Execution can be done in a load-balanced (engine-agnostic) or multiplexed (engine-specified)
manner. The sockets on the Client and Engine are the same for these two actions, but the
scheduler used determines the actual behavior. This routing is done via the `zmq.IDENTITY` of
the upstream sockets in each MonitoredQueue.

### IOPub

```{figure} figs/iopubfade.png
:align: center
:alt: IOPub connections
:width: 432px

stdout/err are published via a `PUB/SUB` MonitoredQueue
```

On the kernels, stdout/stderr are captured and published via a `PUB` socket. These `PUB`
sockets all connect to a `SUB` socket input of a MonitoredQueue, which subscribes to all
messages. They are then republished via another `PUB` socket, which can be
subscribed by the clients.

### Client connections

```{figure} figs/queryfade.png
:align: center
:alt: IPython client query connections
:width: 432px

Clients connect to an `ROUTER` socket to query the hub.
```

The hub's registrar `ROUTER` socket also listens for queries from clients as to queue status,
and control instructions. Clients connect to this socket via an `DEALER` during registration.
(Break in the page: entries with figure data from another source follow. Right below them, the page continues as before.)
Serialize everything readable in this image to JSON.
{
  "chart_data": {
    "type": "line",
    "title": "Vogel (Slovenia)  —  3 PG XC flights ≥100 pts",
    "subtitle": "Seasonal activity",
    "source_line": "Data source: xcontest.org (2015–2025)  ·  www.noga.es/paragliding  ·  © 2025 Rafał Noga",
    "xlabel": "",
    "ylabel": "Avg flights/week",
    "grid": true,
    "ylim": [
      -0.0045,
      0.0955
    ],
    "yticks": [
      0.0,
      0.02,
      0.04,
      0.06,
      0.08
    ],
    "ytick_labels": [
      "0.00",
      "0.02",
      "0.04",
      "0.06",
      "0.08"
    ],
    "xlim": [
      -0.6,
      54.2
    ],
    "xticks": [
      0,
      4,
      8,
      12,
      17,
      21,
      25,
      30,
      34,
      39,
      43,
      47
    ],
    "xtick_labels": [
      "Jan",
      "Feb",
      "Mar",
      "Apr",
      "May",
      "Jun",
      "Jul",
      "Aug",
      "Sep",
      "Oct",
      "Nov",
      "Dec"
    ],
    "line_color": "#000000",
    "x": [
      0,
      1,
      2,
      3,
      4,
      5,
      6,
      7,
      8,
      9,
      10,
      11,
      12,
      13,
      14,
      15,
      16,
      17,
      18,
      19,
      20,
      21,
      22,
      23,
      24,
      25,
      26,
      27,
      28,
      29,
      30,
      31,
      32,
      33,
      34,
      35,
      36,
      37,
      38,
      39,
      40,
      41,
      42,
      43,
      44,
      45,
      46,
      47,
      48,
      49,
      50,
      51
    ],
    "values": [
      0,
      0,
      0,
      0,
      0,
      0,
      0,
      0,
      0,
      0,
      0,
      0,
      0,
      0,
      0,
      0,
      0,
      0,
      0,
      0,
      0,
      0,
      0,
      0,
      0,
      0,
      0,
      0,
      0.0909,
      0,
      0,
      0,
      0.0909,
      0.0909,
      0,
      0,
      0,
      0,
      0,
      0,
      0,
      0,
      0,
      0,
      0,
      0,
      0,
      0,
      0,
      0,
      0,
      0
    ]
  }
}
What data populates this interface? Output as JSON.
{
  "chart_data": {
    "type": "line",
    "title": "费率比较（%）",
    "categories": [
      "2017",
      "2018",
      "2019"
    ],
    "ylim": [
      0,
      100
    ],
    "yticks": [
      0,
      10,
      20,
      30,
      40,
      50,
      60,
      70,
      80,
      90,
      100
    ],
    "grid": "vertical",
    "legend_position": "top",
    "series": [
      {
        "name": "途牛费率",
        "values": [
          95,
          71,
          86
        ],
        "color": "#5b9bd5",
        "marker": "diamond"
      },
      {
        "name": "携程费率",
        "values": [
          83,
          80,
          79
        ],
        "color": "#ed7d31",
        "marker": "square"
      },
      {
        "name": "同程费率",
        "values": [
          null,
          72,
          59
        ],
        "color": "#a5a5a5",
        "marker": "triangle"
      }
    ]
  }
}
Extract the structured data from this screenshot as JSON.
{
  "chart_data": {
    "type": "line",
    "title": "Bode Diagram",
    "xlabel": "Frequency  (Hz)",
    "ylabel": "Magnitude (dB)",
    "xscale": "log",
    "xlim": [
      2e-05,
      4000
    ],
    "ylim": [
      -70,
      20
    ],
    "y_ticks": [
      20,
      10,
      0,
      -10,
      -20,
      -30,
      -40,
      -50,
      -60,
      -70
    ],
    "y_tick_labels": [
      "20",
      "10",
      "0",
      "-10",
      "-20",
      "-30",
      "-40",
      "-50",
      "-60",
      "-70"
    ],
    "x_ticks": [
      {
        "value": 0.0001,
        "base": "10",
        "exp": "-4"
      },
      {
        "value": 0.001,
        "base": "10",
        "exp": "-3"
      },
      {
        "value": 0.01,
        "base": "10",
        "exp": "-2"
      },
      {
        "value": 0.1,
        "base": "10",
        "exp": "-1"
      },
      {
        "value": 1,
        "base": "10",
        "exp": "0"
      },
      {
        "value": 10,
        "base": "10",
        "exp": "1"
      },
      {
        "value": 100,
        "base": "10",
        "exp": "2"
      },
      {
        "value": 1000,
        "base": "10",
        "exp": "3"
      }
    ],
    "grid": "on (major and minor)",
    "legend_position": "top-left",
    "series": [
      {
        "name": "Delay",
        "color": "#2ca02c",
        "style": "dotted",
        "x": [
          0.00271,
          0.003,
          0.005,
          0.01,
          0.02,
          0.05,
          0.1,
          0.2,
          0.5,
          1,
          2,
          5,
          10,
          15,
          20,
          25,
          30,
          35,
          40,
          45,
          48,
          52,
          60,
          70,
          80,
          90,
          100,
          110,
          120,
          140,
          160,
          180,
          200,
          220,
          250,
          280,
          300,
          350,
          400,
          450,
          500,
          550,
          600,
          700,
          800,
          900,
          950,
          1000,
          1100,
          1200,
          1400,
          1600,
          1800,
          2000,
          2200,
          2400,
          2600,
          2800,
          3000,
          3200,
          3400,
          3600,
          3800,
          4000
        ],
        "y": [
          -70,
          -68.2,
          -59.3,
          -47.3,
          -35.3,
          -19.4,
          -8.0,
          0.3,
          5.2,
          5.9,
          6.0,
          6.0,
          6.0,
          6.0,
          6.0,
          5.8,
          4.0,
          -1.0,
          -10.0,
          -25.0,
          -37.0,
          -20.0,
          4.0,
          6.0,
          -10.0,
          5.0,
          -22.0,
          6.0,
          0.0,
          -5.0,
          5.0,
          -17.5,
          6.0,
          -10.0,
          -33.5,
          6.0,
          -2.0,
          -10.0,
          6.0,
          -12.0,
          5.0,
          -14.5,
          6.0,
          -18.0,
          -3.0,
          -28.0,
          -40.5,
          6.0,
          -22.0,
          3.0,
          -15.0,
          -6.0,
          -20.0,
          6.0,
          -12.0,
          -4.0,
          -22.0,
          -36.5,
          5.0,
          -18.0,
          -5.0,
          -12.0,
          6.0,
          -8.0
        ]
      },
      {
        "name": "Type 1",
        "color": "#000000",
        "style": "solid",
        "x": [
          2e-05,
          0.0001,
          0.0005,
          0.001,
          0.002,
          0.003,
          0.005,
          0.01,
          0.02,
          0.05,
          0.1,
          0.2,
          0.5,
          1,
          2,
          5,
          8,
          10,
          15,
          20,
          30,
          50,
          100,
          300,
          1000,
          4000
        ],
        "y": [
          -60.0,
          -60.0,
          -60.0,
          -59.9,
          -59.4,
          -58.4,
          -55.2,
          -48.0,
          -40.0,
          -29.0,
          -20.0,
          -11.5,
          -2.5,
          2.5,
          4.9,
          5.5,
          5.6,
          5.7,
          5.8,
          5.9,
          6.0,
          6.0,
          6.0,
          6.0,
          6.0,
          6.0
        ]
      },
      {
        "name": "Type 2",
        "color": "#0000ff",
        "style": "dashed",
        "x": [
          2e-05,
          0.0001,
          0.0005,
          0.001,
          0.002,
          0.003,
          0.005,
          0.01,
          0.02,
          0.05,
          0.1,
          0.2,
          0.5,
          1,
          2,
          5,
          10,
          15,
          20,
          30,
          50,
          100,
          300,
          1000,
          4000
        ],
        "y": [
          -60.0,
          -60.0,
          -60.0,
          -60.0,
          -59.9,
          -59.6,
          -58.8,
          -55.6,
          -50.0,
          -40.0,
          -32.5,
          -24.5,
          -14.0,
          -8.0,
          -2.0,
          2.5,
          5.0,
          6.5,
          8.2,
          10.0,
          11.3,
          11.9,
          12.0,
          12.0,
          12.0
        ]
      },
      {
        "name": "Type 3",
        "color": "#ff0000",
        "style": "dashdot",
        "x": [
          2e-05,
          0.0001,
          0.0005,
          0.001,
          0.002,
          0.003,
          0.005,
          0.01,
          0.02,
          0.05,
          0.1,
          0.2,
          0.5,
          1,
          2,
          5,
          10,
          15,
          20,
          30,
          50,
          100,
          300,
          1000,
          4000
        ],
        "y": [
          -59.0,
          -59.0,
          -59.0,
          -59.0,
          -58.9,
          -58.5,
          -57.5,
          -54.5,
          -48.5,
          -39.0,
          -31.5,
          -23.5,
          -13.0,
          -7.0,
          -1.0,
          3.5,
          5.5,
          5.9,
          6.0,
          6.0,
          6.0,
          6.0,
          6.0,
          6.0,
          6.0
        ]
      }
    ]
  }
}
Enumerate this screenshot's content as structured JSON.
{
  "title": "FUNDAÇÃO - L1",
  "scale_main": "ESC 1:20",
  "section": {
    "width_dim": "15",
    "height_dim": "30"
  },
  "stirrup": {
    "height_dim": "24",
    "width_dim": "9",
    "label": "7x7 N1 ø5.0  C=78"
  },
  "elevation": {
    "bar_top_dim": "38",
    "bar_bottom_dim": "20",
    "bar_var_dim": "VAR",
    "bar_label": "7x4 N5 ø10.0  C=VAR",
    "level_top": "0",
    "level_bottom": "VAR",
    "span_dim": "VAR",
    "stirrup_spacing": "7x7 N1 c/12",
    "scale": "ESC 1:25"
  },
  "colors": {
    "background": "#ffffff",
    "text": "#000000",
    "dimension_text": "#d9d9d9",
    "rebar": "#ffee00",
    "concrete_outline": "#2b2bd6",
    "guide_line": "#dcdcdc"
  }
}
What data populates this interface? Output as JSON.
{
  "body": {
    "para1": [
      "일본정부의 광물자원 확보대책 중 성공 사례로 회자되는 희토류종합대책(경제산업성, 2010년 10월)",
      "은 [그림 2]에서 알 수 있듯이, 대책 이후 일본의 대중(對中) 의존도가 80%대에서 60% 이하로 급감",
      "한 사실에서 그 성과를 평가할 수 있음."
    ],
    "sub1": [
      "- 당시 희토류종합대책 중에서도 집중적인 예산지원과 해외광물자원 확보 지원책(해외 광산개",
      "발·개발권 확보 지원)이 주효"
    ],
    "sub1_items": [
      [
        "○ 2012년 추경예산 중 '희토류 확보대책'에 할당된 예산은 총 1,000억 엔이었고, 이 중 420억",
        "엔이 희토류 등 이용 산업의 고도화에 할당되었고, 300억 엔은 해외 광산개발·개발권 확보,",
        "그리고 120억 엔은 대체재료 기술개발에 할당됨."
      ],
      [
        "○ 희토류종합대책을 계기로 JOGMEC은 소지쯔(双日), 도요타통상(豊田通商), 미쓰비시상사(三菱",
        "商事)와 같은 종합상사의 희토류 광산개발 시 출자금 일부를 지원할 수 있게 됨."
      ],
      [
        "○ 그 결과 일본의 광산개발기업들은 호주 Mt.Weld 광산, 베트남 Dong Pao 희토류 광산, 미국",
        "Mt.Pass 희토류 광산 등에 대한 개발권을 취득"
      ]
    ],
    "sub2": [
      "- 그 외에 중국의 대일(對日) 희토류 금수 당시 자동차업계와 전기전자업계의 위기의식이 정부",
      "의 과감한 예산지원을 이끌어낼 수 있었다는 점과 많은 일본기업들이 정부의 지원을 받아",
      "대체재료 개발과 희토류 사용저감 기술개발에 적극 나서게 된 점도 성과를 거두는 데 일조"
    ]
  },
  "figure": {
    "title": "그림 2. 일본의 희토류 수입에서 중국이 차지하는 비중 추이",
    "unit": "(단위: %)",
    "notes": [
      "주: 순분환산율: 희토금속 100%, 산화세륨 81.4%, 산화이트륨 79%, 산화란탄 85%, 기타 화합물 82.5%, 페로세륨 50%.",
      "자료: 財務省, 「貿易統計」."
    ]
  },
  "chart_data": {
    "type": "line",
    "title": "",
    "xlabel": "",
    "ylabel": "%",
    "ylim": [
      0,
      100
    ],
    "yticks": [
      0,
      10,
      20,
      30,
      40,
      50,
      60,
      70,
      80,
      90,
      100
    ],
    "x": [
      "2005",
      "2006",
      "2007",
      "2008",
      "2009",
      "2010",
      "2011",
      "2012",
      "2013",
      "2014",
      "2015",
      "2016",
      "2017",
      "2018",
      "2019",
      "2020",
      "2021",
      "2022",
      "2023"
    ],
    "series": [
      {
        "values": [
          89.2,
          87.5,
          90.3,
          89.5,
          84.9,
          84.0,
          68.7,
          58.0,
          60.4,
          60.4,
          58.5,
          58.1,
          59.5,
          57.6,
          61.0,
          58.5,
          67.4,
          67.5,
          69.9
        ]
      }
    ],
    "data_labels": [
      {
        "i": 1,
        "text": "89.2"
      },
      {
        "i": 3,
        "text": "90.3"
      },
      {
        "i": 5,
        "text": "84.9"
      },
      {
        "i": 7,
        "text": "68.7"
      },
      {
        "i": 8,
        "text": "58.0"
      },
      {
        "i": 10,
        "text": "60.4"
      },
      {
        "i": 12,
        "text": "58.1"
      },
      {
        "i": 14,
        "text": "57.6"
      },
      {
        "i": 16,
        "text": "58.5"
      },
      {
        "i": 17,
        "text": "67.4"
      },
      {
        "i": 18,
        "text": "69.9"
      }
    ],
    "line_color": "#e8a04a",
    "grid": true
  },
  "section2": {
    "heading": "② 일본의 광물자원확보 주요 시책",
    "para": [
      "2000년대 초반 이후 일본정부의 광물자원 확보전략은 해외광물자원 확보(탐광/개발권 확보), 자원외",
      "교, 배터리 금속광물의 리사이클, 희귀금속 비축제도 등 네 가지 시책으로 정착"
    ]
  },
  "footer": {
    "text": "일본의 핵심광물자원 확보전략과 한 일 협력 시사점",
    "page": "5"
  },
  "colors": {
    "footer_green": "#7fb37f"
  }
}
```{figure} figs/notiffade.png
:align: center
:alt: IPython Registration connections
:width: 432px

Engine registration events are published via a `PUB` socket.
```

The Hub publishes all registration/unregistration events via a `PUB` socket. This
allows clients to stay up to date with what engines are available by subscribing to the
feed with a `SUB` socket. Other processes could selectively subscribe to just
registration or unregistration events.